In Spain, the Great Cathedral of Cordoba was once the Great Mosque of Cordoba.  Its conversion to Christianity took place some 50 years after Hagia Sophia was converted to Islam.  Ruled by Muslim caliphs for more than seven centuries, Spain was once home to thousands of mosques and madrasas.  After the Muslims lost Spain, some of these Islamic buildings were turned into churches while some were destroyed. 
The demolition of the 16th century Babri Masjid in the Indian city of Ayodhya in 1992 by Hindu extremists is another case in point.  Hindus believe the mosque had been built at the birthplace of Hindu deity Rama.  After decades of legal battles and deadly communal clashes, in November last year, India’s Supreme Court ruled that the entire site should be handed over to a trust to build the Hindu temple while Muslims be allocated state land to build a mosque.
Another major international dispute surrounding a contentious house of worship is brewing in Jerusalem.
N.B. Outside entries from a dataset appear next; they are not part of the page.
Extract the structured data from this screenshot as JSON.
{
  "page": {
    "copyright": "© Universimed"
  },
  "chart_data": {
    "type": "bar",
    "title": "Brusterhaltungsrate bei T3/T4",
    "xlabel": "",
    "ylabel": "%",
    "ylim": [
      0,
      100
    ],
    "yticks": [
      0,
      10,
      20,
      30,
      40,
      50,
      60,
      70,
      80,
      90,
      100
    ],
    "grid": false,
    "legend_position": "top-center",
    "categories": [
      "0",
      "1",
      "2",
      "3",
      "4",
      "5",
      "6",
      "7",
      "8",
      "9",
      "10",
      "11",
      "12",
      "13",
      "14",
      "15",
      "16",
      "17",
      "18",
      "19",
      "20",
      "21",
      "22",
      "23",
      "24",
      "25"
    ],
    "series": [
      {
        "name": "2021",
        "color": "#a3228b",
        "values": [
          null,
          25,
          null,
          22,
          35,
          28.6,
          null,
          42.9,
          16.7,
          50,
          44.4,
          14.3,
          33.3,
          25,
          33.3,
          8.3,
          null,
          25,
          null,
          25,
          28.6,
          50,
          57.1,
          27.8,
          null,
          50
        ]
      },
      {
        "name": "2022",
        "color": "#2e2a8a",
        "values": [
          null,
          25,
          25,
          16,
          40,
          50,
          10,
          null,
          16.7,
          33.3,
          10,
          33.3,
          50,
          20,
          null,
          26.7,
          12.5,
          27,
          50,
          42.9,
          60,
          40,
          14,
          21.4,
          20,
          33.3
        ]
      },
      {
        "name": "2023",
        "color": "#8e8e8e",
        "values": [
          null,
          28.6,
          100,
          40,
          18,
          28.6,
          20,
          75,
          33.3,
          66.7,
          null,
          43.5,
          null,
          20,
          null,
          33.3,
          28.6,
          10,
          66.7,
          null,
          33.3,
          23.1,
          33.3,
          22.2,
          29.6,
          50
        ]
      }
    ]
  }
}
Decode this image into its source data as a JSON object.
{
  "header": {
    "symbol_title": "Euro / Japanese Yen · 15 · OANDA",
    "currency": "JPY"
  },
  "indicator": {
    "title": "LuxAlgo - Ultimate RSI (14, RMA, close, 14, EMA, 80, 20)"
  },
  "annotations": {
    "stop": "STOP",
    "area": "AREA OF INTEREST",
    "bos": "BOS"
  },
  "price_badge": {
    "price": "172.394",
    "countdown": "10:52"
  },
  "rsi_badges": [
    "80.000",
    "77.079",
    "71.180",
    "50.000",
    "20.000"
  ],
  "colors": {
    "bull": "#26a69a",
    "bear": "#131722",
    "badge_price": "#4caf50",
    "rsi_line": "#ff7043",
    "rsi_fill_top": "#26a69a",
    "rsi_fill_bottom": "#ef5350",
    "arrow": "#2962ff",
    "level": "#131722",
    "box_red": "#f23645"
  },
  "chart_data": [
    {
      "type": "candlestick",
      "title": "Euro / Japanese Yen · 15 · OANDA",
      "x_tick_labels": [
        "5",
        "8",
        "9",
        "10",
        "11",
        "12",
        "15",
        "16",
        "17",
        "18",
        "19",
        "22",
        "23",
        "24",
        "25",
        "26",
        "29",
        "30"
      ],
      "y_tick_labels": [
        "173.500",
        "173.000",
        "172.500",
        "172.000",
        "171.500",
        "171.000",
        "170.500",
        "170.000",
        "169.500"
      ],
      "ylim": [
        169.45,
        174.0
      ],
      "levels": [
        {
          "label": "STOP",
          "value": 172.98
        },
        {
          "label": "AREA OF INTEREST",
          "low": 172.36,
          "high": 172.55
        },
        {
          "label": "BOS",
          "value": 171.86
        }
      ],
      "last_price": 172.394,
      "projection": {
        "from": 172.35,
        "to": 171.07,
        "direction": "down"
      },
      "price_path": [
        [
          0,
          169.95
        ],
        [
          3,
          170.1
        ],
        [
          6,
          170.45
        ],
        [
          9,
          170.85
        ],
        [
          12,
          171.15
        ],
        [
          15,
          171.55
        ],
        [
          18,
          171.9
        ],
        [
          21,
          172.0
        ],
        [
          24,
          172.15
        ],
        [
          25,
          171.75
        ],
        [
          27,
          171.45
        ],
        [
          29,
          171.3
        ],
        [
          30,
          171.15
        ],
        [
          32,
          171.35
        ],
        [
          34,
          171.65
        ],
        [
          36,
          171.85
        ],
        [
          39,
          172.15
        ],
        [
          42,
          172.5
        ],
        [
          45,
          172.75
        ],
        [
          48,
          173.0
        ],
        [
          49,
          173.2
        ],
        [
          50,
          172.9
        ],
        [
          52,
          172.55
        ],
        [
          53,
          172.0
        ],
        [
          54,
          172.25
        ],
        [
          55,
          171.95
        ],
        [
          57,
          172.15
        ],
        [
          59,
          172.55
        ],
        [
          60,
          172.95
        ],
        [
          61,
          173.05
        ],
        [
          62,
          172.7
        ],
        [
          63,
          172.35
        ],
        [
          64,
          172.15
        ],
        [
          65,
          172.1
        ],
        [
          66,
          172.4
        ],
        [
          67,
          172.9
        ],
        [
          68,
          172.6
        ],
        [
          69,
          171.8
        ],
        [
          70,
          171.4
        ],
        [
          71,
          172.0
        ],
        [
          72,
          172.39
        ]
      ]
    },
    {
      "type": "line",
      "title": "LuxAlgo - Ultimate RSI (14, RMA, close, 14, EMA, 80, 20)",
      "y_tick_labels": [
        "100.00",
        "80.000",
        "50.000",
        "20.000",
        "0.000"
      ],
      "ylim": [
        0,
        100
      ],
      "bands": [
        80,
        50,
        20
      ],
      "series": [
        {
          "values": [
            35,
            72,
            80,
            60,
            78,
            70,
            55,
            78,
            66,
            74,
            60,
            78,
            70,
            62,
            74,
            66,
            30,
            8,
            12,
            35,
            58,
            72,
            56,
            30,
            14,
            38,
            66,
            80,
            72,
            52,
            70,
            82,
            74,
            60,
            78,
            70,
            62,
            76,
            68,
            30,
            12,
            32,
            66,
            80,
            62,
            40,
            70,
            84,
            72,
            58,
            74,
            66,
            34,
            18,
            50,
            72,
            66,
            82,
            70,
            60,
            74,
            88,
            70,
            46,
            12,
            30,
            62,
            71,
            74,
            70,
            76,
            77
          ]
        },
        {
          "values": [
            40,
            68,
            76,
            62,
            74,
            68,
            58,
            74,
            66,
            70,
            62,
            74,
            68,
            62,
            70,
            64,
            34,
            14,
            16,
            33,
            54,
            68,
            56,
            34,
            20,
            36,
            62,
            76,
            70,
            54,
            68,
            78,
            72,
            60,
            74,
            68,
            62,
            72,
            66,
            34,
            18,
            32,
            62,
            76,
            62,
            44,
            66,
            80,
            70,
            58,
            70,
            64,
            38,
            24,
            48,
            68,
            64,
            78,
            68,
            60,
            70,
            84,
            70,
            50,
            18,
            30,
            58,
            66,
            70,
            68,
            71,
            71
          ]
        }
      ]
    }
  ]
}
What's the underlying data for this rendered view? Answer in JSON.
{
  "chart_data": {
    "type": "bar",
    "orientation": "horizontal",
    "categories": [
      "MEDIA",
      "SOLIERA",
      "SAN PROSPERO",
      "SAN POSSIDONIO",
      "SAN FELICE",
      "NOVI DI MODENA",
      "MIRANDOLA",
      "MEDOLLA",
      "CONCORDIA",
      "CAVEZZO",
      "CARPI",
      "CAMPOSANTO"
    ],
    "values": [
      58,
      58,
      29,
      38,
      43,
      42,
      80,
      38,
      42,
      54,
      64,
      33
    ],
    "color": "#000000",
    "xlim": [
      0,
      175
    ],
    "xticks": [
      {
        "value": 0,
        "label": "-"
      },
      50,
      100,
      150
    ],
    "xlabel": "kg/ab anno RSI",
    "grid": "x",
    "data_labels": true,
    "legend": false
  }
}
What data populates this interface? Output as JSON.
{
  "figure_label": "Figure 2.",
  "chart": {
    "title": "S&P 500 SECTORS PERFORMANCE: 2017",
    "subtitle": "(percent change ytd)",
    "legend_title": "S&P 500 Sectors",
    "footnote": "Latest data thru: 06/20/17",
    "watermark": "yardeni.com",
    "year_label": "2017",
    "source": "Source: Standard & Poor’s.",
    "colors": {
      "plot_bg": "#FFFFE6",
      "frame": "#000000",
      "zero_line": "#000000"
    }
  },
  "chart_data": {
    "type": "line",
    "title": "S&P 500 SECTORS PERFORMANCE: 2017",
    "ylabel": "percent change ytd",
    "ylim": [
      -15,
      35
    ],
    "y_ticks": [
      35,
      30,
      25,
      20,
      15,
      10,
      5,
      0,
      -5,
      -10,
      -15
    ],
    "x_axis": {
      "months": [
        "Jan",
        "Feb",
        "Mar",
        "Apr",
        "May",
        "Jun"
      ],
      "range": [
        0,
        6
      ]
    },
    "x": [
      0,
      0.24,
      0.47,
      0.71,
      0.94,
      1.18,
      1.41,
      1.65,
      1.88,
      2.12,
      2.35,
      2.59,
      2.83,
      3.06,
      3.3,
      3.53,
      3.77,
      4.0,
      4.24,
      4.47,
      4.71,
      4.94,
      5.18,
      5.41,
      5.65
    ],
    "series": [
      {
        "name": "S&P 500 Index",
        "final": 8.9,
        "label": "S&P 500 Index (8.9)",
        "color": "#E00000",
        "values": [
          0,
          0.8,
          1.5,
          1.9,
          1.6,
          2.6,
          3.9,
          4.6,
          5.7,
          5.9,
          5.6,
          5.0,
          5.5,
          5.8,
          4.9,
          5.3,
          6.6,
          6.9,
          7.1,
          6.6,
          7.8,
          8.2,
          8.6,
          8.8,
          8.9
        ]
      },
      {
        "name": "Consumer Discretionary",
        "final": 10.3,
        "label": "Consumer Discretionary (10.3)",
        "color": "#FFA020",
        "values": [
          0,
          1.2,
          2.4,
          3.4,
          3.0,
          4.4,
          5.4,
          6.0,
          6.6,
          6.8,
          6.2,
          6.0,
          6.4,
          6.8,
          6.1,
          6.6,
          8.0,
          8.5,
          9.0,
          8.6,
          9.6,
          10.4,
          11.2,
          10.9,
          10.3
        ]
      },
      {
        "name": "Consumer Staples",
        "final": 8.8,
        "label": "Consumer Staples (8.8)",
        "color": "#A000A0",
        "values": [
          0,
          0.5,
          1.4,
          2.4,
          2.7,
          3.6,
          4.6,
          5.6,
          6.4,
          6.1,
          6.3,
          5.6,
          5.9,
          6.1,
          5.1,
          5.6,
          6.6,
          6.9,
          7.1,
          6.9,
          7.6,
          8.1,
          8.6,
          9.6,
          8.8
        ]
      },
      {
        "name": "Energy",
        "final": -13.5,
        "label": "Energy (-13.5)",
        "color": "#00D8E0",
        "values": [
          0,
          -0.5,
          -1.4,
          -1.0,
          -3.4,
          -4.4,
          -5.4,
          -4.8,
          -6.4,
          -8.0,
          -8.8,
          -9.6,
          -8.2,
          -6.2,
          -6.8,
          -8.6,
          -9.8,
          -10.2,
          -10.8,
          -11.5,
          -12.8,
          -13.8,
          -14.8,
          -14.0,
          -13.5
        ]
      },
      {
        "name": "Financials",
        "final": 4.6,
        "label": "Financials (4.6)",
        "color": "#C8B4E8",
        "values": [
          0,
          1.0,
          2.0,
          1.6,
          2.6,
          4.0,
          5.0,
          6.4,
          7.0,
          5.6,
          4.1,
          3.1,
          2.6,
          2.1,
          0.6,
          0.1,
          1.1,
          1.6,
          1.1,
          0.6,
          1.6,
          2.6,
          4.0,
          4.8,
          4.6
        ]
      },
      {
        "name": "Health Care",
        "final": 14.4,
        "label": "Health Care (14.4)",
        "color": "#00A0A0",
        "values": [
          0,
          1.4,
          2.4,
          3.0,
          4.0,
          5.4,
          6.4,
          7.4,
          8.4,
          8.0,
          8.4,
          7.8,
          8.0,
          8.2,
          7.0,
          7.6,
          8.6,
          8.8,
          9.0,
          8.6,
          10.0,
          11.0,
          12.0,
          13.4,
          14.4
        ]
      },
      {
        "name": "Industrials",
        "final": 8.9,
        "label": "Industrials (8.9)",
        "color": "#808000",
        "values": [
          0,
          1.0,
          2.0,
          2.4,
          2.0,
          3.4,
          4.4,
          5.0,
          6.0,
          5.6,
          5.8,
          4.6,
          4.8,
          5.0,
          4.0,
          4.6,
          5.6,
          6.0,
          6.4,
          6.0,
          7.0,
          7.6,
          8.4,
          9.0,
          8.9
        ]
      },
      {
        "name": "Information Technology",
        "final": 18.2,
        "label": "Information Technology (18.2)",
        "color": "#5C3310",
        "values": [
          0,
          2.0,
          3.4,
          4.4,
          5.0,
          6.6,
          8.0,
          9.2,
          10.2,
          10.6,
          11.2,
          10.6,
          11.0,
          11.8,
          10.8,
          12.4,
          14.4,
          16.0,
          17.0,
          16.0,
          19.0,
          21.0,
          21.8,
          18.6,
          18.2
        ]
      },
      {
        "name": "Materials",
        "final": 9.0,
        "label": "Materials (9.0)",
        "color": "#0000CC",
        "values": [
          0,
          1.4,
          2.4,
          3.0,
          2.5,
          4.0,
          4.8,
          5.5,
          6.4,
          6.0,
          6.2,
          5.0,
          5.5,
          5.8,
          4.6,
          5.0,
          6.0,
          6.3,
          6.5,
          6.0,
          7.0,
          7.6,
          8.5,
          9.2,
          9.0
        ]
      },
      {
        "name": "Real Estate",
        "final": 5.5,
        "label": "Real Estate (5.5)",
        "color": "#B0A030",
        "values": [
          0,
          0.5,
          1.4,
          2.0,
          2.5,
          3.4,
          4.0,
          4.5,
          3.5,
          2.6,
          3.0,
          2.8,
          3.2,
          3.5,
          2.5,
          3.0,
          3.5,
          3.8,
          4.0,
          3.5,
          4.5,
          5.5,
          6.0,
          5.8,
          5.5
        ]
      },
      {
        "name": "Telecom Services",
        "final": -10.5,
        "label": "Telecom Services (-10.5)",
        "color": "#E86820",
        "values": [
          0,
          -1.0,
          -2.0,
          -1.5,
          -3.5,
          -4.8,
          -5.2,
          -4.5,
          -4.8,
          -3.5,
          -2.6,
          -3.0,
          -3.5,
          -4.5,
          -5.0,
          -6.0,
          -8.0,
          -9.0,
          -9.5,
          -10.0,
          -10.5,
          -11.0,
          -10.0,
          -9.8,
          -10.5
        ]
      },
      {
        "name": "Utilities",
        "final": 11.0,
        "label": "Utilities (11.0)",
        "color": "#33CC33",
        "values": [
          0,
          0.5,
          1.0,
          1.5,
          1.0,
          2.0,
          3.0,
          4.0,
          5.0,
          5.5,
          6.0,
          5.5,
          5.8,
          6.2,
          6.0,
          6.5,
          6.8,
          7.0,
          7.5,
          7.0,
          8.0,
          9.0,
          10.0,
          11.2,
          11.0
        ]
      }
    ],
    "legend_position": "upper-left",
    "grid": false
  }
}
Revered by all three Abrahamic religions, Jerusalem was the casus belli for the Crusades. 


To fast track the messianic era, ultraorthodox Jewish groups are in a hurry to build the Third Temple in Jerusalem by demolishing Al Aqsa mosque, the third holiest mosque of Muslims after the mosques in Makkah and Madinah in Saudi Arabia. The Palestinians see the annexation plan of Israeli Prime Minister Benjamin Netanyahu is linked to the plan to build the Third Temple. 
Also in Israel, municipal authorities in Safed converted a historic mosque to a bar and events hall in April last year.  After Israel annexed the Palestinian town of Safed in 1948, al-Ahmar mosque was first turned into a Jewish school, then into a Likud party office and then into a clothes warehouse before finally being converted into a nightclub last year. 
These and many more examples show that conversion or desecration of religious places has continued throughout history and Hagia Sophia won’t be the last. 


The distressing trend will continue until we learn to respect each other’s beliefs, just as a church in Berlin last week and Islam’s second caliph seven centuries ago have shown us. The church has opened its doors to Muslim worshippers for Friday prayers after it learnt they cannot fit into their small mosque under social distancing rules.  In the seventh century, Caliph Umar was invited to pray in the Jerusalem church by the church hierarchy after the city was conquered, but, he refused saying he feared that latter day Muslims would convert the church into a mosque on the basis that Umar had prayed there.